One recent application of GFP was to document the assembly of individual virions of human immunodeficiency virus (HIV) in real time and in live cells. This study forms part of a major research effort whose origin was marked by this year's Nobel Prize for Physiology or Medicine, awarded to Françoise Barré-Sinoussi and Luc Montagnier for their discovery of HIV-1 in 1983. The award had been expected for many years, but the delay seems wise as it has allowed the rather unsightly dust stirred up at the time about credit for the discovery to settle. The award for the discovery of HIV was bound to be hotly debated because of the fundamental contributions Robert Gallo (University of Maryland, Baltimore) made to HIV/AIDS research right from the beginning by isolating HIV-1 from many patients in 1984, and confirming its causative role in the development of AIDS (alongside Montagnier, Jay Levy, Robin Weiss, Max Essex and William Haseltine). The Nobel committee evidently noted the detailed forensic investigations into the history of the discovery of HIV, published in the wake of conflicting claims from the two main groups, and made a clear statement by awarding half of this year's prize to Harald zur Hausen of the German Cancer Research Centre (Heidelberg) for his discovery of human papilloma viruses (HPVs) that cause cervical cancer. As with the discovery of HIV, the recognition that HPVs are the causative agents of over 70% of cervical cancers has significant health implications and the award is timely as immunization is now widely available, although still faced with a worrying amount of opposition in many countries.

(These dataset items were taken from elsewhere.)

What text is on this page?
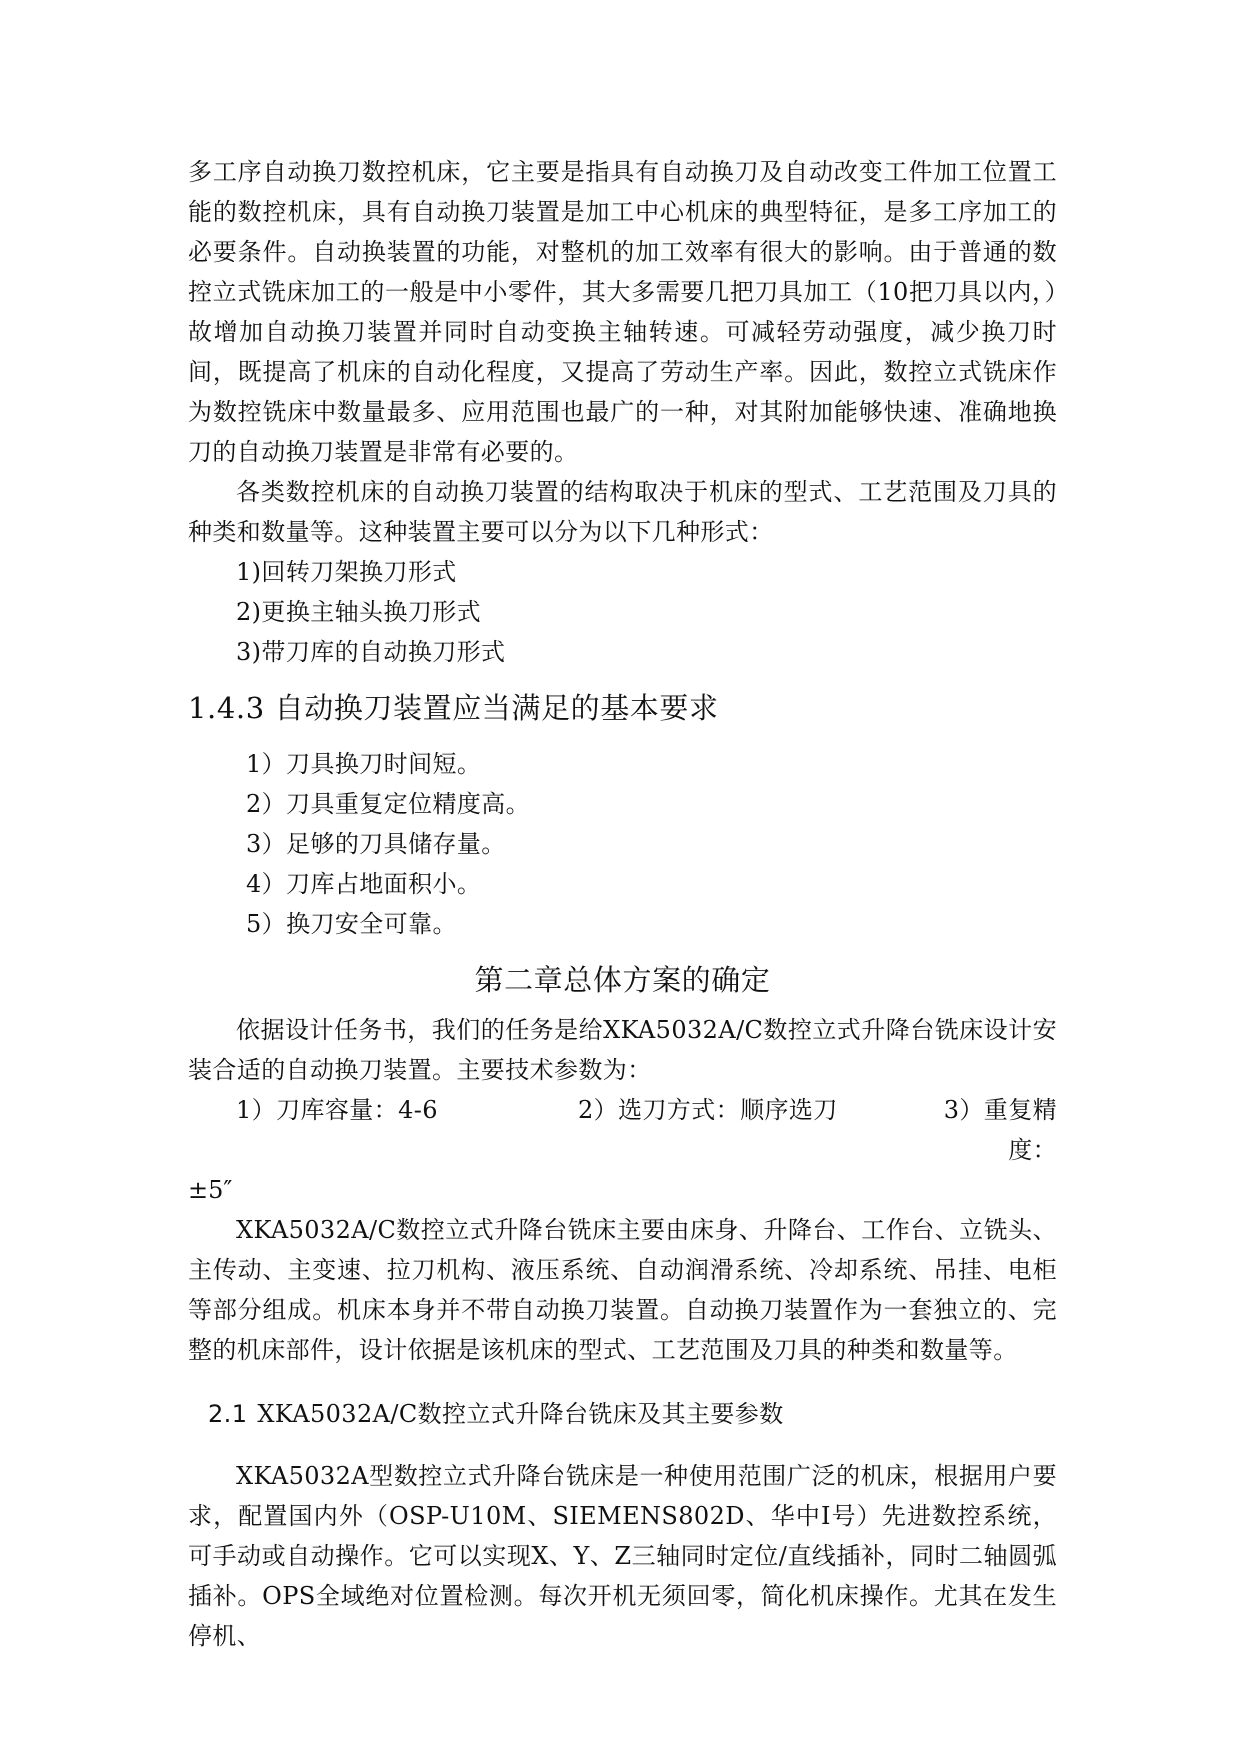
多工序自动换刀数控机床，它主要是指具有自动换刀及自动改变工件加工位置工能的数控机床，具有自动换刀装置是加工中心机床的典型特征，是多工序加工的必要条件。自动换装置的功能，对整机的加工效率有很大的影响。由于普通的数控立式铣床加工的一般是中小零件，其大多需要几把刀具加工（10把刀具以内，）故增加自动换刀装置并同时自动变换主轴转速。可减轻劳动强度，减少换刀时间，既提高了机床的自动化程度，又提高了劳动生产率。因此，数控立式铣床作为数控铣床中数量最多、应用范围也最广的一种，对其附加能够快速、准确地换刀的自动换刀装置是非常有必要的。

各类数控机床的自动换刀装置的结构取决于机床的型式、工艺范围及刀具的种类和数量等。这种装置主要可以分为以下几种形式：

1)回转刀架换刀形式
2)更换主轴头换刀形式
3)带刀库的自动换刀形式
1.4.3 自动换刀装置应当满足的基本要求
1）刀具换刀时间短。
2）刀具重复定位精度高。
3）足够的刀具储存量。
4）刀库占地面积小。
5）换刀安全可靠。
第二章总体方案的确定

依据设计任务书，我们的任务是给XKA5032A/C数控立式升降台铣床设计安装合适的自动换刀装置。主要技术参数为：

1）刀库容量：4-6	2）选刀方式：顺序选刀	3）重复精度：

±5″

XKA5032A/C数控立式升降台铣床主要由床身、升降台、工作台、立铣头、主传动、主变速、拉刀机构、液压系统、自动润滑系统、冷却系统、吊挂、电柜等部分组成。机床本身并不带自动换刀装置。自动换刀装置作为一套独立的、完整的机床部件，设计依据是该机床的型式、工艺范围及刀具的种类和数量等。

2.1 XKA5032A/C数控立式升降台铣床及其主要参数

XKA5032A型数控立式升降台铣床是一种使用范围广泛的机床，根据用户要求，配置国内外（OSP-U10M、SIEMENS802D、华中Ⅰ号）先进数控系统，可手动或自动操作。它可以实现X、Y、Z三轴同时定位/直线插补，同时二轴圆弧插补。OPS全域绝对位置检测。每次开机无须回零，简化机床操作。尤其在发生停机、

Earlier this year, the Lasker Basic Medical Research Award to David Baulcombe (University of Cambridge), Victor Ambros (University of Massachusetts Medical School, Worcester) and Gary Ruvkun (Massachusetts General Hospital, Boston) carried the citation 'For discoveries that revealed an unanticipated world of tiny RNAs that regulate gene function in plants and animals.' Remarkably, the miRNA work of Ambros and Ruvkun started with lin-4 and lin-14, genes identified by Chalfie and colleagues. As with the implication of HPV16 and 18 in cervical cancer, which went against the prevailing dogma and took more than ten years to be accepted, the discovery of small inhibitory RNAs was totally unexpected and took many years to unravel, partly because of its 'dogma shifting' attributes. The tenacity, creativity and, in Baulcombe's words, “left hemisphere thinking”, alone richly deserves the prize, besides the significant impact these findings have had in providing the major research tool noted above and in uncovering a whole new dimension of cellular regulation. It is satisfying that the Lasker Prize, normally seen as presage to the Nobel Prize, revisited the topic two years after the Nobel Prize awarded to Andrew Fire and Craig Mello to recognize three arguably equally deserving small RNA pioneers.